The CSMT data challenge requires participants to identify computer-generated melodies among human-composed melodies. The challenge aims to facilitate solutions for determining the source of melodies in possible copyright infringement cases in juridical practice. The term “melody” is used in a limited sense in this data challenge. Melodies were truncated to remove musical structure and they were used without accompaniment. This paper provided an in-depth discussion on the composition and the design of the dataset.

The challenge utilises two components, the development dataset and the evaluation dataset. The development dataset contains only computer-generated melodies whereas the evaluation dataset combines both computer-generated and human-composed melodies. The computer-generated melodies in the development and evaluation datasets are obtained from the same type of systems with slightly different settings. The human-composed melodies were composed specifically for the CSMT data challenge besides existing melodies that were used for system training.

With the presented setup of the challenge, the identification of computer-generated melodies can be considered either an unsupervised outlier detection problem or a supervised classification problem.
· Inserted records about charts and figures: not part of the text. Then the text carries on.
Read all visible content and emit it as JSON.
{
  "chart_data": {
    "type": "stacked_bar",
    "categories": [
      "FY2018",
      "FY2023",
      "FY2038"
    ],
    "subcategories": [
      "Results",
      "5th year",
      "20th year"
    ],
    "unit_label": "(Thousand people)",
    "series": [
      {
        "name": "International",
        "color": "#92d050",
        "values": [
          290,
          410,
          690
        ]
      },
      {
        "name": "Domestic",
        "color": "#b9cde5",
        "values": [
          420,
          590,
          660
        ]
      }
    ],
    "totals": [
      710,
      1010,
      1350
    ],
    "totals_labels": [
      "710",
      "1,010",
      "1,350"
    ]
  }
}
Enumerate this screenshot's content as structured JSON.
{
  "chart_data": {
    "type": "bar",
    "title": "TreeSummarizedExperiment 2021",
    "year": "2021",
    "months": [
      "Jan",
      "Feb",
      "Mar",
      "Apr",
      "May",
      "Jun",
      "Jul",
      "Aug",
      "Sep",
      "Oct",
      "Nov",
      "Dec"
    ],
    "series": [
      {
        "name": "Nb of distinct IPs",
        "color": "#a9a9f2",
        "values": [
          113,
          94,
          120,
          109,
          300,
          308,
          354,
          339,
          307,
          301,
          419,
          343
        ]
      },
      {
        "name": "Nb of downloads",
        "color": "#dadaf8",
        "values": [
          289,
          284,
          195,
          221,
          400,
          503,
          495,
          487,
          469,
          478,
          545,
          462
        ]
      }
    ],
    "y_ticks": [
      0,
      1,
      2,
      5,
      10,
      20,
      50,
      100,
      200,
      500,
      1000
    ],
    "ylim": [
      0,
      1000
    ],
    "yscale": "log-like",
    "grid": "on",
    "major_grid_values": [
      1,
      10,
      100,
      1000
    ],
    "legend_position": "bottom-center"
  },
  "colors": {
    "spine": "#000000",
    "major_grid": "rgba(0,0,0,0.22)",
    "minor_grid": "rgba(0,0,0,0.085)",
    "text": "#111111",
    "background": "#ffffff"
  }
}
Both methodologies may suffer from learning the inherent limitations of the selected music generation systems. As a result, the systems proposed by participants in the data challenge may not produce a universally valid approach to identify computer generated melodies, but rely on data distributions instead that characterise state-of-the-art music generation systems. Nevertheless, this approach can still prove to be valuable for practical purposes, as in the legal context introduced earlier, if the models are kept up to date. Moreover, the melody complexity in this data challenge is reduced artificially hence the algorithms from participants may have limited generalisability.